Осажденный замок состоял прежде всего из донжона, в первом этаже которого был зал площадью приблизительно пятьдесят квадратных метров, где проходили религиозные обряды катаров; к этому залу примыкало просторное помещение площадью более пятисот квадратных метров, где размещались склады, конюшни, фехтовальные залы и комнаты защитников крепости.
В замке образовалась ужасающая теснота и скученность. Места не хватало, поэтому многие поселялись в пещерах Сабарте. О. Ран, перед Второй мировой войной посетивший пещеры, писал: «И сейчас еще в этих гротах и нишах можно увидеть места, где когда-то были балки. Тут стояли жилища, от которых огонь и время оставили только почерневшие известняковые стены, несколько полусгнивших или обугленных поленьев да еще местами, где огонь и сила разрушения оказались бессильными, — рисунок или надпись».
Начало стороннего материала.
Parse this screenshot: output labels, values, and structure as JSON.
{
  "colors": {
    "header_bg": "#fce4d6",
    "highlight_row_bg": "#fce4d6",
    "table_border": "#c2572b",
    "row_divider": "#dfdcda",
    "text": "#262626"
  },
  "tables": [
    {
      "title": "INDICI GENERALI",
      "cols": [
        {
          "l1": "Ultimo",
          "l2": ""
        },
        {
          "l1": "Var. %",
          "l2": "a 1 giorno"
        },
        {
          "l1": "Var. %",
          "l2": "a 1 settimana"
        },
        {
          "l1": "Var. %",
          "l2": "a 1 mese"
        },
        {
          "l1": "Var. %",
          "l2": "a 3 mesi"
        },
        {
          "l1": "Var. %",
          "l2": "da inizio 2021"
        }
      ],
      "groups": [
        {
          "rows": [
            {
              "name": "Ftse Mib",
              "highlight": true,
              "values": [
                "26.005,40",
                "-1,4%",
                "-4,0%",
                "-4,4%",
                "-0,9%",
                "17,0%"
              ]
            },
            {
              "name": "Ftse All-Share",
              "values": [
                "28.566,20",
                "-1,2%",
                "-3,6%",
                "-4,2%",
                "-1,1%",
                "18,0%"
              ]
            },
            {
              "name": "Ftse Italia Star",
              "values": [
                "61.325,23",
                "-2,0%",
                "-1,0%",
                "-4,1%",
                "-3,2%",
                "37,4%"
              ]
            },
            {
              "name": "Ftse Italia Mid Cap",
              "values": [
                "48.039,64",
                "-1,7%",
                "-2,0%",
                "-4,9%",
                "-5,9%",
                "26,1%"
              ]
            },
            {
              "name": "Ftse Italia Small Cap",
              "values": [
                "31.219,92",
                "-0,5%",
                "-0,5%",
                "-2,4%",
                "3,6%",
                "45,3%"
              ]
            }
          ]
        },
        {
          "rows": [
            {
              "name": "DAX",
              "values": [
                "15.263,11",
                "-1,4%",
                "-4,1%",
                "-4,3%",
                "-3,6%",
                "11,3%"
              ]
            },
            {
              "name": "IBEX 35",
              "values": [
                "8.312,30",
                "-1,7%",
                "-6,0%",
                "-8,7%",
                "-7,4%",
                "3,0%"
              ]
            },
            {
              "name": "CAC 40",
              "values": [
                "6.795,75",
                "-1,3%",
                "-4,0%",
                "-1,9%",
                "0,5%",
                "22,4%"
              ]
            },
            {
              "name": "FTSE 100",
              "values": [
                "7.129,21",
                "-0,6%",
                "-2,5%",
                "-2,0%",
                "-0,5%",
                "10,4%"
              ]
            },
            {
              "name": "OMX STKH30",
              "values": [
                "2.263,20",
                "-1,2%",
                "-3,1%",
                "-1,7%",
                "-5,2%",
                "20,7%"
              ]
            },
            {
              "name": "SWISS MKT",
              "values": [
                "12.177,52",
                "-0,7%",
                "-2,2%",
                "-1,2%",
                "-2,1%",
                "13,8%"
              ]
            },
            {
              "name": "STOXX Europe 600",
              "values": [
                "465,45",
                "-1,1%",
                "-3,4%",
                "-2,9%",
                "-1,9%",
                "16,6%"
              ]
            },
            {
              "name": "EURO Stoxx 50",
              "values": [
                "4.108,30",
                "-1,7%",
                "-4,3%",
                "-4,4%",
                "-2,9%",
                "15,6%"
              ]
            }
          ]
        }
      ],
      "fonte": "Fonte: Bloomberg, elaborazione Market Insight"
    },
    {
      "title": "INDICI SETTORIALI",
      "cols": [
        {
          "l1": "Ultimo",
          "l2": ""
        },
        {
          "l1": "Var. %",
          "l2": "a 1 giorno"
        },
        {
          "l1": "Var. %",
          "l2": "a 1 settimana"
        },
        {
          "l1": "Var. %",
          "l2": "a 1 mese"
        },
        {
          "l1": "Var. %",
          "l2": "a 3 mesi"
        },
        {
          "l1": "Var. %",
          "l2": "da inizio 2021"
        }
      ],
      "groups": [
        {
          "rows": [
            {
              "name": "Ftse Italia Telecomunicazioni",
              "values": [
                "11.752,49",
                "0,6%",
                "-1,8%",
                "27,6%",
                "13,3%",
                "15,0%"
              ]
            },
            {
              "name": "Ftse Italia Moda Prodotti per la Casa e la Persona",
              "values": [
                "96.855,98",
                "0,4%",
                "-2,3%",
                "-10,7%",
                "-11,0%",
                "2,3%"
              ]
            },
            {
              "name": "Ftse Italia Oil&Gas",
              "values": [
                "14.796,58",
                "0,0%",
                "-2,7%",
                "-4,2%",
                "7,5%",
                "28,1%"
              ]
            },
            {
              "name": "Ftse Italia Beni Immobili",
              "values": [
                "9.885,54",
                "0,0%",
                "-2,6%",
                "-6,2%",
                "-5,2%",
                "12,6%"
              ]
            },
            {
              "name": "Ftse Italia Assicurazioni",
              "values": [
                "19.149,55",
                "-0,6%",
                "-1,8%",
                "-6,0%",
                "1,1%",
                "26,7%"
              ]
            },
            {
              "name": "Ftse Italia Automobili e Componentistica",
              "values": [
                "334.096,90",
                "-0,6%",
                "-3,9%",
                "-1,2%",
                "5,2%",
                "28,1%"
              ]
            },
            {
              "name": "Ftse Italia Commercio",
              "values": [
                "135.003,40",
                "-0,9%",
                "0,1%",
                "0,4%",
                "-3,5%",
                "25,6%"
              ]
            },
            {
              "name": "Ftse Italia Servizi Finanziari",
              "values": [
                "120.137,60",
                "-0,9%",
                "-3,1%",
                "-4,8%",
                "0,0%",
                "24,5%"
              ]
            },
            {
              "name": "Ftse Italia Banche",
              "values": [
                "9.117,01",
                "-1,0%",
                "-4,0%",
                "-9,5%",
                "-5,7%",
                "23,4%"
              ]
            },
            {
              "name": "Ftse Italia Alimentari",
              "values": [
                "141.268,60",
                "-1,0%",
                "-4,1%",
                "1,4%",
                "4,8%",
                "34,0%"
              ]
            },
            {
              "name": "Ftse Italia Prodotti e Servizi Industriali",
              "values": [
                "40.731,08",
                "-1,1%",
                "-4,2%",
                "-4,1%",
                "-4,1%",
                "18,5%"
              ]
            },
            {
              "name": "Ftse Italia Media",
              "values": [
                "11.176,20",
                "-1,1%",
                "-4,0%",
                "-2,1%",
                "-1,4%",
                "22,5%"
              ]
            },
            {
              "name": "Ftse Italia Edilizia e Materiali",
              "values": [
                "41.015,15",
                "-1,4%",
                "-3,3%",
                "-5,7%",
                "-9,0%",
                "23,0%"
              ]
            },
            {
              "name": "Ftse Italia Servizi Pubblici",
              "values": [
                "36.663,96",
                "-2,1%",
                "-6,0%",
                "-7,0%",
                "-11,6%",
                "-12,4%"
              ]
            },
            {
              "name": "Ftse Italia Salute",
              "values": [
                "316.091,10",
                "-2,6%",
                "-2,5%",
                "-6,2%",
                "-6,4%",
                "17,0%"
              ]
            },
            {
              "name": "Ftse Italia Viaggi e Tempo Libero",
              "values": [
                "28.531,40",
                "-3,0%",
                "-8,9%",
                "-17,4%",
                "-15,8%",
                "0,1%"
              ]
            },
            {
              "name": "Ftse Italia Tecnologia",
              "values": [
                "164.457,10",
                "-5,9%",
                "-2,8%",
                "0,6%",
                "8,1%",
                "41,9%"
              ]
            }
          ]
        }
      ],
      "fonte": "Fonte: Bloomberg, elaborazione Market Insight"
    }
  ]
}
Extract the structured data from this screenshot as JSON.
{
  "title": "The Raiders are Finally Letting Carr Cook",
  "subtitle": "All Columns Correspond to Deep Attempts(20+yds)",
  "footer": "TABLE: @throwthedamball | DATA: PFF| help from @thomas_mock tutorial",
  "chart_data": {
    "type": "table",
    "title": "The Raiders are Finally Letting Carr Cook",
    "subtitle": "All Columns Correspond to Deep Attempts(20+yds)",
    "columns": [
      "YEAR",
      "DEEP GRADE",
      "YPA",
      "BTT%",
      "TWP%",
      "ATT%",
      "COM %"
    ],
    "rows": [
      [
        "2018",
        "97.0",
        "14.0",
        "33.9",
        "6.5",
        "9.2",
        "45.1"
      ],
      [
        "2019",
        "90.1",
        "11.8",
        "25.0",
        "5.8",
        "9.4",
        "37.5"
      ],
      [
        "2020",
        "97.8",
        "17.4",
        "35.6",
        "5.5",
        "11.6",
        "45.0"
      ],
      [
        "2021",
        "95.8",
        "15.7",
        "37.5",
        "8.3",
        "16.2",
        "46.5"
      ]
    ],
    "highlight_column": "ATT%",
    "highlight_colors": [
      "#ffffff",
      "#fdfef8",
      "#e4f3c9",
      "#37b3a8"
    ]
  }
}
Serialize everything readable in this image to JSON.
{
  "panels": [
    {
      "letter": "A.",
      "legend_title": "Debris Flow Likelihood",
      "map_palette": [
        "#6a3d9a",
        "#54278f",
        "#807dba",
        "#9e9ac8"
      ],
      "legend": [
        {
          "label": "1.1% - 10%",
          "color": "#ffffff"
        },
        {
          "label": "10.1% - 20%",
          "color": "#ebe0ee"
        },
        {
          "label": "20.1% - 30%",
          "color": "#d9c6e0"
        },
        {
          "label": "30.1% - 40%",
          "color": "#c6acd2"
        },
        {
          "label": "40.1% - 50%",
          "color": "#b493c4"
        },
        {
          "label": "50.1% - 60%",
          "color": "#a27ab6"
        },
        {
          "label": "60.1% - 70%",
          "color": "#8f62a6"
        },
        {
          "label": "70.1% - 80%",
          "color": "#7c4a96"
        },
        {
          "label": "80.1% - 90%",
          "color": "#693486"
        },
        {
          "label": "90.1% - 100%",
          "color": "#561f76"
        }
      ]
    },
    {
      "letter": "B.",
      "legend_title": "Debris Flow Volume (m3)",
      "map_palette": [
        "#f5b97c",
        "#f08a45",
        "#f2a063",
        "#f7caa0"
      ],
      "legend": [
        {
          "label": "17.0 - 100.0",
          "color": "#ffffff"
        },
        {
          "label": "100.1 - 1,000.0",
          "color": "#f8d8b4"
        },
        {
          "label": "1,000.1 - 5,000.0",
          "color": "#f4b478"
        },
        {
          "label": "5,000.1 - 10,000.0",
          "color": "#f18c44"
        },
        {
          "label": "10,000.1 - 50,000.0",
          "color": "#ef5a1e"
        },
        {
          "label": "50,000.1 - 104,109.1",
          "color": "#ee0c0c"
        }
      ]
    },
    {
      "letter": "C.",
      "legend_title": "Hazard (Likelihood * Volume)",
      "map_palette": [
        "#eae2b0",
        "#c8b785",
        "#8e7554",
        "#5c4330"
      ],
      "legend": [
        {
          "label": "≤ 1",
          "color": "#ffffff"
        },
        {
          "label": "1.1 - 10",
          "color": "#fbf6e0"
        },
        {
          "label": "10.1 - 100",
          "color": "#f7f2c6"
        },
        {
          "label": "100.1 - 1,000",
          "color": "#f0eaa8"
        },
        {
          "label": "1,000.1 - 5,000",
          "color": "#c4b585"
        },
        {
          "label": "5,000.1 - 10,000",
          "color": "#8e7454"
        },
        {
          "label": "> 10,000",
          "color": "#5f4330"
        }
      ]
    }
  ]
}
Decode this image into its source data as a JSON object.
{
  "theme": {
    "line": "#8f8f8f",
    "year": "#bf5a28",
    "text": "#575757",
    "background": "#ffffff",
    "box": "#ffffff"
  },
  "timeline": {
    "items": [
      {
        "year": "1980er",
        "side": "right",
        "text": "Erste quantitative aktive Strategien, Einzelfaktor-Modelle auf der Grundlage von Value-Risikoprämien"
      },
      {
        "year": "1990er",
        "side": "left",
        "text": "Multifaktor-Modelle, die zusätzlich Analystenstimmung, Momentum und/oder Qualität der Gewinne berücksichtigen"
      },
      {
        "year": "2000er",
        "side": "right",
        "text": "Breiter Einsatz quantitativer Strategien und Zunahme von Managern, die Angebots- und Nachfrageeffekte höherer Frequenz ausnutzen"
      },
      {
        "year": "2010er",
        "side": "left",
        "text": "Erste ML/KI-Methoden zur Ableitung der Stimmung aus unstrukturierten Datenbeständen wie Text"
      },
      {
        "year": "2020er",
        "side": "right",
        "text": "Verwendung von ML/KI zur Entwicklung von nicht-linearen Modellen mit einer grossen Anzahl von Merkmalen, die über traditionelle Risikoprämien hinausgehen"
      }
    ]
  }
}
Появлялось множество проблем, которые неминуемо возникают, когда большое количество людей собирается на малой замкнутой территории. Ни о каких удобствах не приходилось и мечтать. Продовольствие было на счету, вода расходовалась только на питье. Но сотни людей, собравшихся за стенами замка, вдохновляла на подвиг и поддерживала не земная пища, а несокрушимая воля и преданность своим убеждениям. Невзирая на все лишения, они готовы были защищать Монсегюр, последний оплот своей веры.
Видимо, французское золото купило несколько местных горцев, которые хорошо знали все подходы к замку и сумели провести к нему добровольцев из французского войска. Осажденным больше неоткуда было ждать помощи. Однако Мирпуа и Перелла не сидели сложа руки. Они предприняли ночную вылазку, которая хоть и не увенчалась успехом, показала, что дух катаров по-прежнему стоек.
Дюран, епископ Альби, был одним из тех мужественных прелатов, которые составляли славу воинствующей церкви. Человек энергичный, предприимчивый, способный инженер, специалист по осадным машинам, он горел желанием помериться силами с неприступной горой и толстыми стенами, защищавшими еретиков.
Но какой бы мощной ни была осаждающая армия, она не могла лишить осажденных помощи извне уже потому, что действовала во враждебной стране. Сочувствие всего населения было на стороне сражающихся за свои убеждения земляков.